- Mediterranean diets are generally considered to be healthy
- The effects of consuming such a diet in conjunction with unhealthy foods was unknown until recently
- Researchers revealed that unhealthy food consumption can lessen the positive effects of a healthy diet
Existing research proves that a Mediterranean diet positively impacts health as it promotes cardiovascular health, and slows down cognitive decline.
Until recently, it was unclear how incorporating unhealthy foods into an otherwise healthy diet affected the average person's health.
Fortunately, researchers at Rush University Medical Center conducted a study aimed at revealing whether the effects of unhealthy foods could offset the possible benefits of a Mediterranean diet on cognitive decline.
Fruit and veg versus pizza and fries
In order to come to a conclusion, the researchers conducted an observational study that involved looking at data from 5 001 adults who were part of the Chicago Health and Aging Project.
This project assessed the cognitive health of individuals (over the age of 65) between 1993 and 2012, with three-yearly interventions involving completing cognitive tests and assessing the foods they consumed.
The researchers looked at which participants followed more of a Mediterranean diet, which involves eating foods like fish, vegetables, legumes, olive oil, wine in moderation, and potatoes on a daily basis.
They also assessed who ate more of a "Western" diet, including foods like pizza, processed foods, full-fat dairy products and sweets, and assigned diet scores based on participants' diets.
Healthy diets preserve cognitive function
Researchers assessed participants diet scores and cognitive function in order to determine if there was an association, and found that those who closely followed a Mediterranean diet had slower cognitive decline compared to those who followed a typical Western diet.
"Eating a diet that emphasises vegetables, fruit, fish and whole grains may positively affect a person's health," said Professor Puja Agarwal, a nutritional epidemiologist and assistant professor in the Department of Internal Medicine at Rush Medical College.
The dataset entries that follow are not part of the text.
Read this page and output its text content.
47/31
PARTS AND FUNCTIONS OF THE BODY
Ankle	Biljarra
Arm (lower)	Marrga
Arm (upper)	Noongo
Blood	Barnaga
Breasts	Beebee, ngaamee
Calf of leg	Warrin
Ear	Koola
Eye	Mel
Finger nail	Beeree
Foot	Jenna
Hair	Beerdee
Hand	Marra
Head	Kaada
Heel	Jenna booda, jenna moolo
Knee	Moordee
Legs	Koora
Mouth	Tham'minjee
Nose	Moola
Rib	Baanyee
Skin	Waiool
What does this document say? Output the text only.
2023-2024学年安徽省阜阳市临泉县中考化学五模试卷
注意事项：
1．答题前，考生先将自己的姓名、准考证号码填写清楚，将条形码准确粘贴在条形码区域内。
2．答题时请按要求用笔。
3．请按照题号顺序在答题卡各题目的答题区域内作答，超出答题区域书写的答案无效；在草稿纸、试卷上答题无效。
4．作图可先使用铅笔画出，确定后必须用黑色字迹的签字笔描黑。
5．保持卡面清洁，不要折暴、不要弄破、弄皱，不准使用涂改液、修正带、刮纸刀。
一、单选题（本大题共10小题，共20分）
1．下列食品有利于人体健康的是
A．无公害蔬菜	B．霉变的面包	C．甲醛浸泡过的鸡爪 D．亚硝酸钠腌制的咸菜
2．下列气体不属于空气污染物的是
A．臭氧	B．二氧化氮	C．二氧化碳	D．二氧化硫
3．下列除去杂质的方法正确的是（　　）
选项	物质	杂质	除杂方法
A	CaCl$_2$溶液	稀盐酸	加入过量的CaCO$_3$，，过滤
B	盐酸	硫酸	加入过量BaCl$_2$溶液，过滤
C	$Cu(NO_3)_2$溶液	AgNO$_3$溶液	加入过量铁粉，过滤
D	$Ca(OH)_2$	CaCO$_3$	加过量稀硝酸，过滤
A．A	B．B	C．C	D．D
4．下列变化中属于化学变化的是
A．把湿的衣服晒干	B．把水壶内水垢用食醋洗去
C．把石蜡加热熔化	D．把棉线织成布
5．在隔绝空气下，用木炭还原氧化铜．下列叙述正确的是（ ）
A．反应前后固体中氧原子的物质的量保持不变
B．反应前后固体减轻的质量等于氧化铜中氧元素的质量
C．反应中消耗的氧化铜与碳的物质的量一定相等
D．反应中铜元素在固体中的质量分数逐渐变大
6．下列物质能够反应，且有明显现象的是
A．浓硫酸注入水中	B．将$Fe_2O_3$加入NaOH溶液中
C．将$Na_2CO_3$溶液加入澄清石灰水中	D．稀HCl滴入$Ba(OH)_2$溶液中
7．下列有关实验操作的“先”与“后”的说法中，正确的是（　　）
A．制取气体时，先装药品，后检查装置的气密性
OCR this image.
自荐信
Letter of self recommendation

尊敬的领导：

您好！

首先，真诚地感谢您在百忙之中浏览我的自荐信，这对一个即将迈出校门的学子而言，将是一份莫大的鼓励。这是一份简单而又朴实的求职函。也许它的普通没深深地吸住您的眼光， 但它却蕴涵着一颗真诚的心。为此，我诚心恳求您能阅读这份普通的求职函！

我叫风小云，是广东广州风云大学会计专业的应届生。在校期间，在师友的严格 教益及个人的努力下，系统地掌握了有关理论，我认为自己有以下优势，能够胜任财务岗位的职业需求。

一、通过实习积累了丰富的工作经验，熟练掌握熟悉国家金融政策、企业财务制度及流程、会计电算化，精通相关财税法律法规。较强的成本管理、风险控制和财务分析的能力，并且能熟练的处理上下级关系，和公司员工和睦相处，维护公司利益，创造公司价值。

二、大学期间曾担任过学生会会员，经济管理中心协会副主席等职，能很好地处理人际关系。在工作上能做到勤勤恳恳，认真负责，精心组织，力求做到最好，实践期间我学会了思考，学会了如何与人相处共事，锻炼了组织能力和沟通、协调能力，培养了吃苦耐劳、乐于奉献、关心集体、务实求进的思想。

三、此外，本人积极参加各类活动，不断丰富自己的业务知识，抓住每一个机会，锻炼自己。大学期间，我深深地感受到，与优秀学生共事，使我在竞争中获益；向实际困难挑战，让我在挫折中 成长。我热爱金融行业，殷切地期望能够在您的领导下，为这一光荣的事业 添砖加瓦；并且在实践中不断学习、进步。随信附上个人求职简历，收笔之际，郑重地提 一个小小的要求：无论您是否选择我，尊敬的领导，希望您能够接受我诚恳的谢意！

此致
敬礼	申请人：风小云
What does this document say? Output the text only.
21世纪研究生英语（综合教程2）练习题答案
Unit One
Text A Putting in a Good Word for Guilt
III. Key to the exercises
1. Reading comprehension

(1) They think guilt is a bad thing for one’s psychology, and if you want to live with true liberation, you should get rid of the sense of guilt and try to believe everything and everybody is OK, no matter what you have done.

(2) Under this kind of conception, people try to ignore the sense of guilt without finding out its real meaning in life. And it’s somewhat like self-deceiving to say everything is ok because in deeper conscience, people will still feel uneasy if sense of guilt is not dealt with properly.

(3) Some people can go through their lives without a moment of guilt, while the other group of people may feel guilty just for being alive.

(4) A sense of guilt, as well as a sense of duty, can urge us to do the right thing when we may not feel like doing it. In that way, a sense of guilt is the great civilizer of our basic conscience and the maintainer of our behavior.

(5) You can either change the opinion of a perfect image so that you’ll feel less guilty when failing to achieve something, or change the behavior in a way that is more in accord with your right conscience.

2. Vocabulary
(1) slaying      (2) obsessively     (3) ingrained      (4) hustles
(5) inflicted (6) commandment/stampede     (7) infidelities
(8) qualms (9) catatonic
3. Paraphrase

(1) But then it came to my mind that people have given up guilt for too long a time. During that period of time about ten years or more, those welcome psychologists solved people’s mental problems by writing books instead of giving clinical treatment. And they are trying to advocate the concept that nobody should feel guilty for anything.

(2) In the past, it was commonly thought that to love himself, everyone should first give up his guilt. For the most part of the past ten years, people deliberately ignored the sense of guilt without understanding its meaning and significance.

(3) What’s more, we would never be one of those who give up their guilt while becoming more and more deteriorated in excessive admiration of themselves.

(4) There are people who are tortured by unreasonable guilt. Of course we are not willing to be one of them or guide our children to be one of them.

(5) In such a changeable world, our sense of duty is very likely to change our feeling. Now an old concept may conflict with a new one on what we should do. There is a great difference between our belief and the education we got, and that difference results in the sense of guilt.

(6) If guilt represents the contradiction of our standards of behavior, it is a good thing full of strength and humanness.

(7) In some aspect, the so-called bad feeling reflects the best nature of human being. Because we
"But when it is combined with fried food, sweets, refined grains, red meat and processed meat, we observed that the benefits of eating the Mediterranean part of the diet seem to be diminished."
The researchers emphasised that including more green leafy vegetables, olive oil, fish and berries into our diets poses great benefits for our brains and body.
They went on to say that "to benefit from diets such as the Mediterranean diet, or MIND diet, we would have to limit our consumption of processed foods and other unhealthy foods such as fried foods and sweets".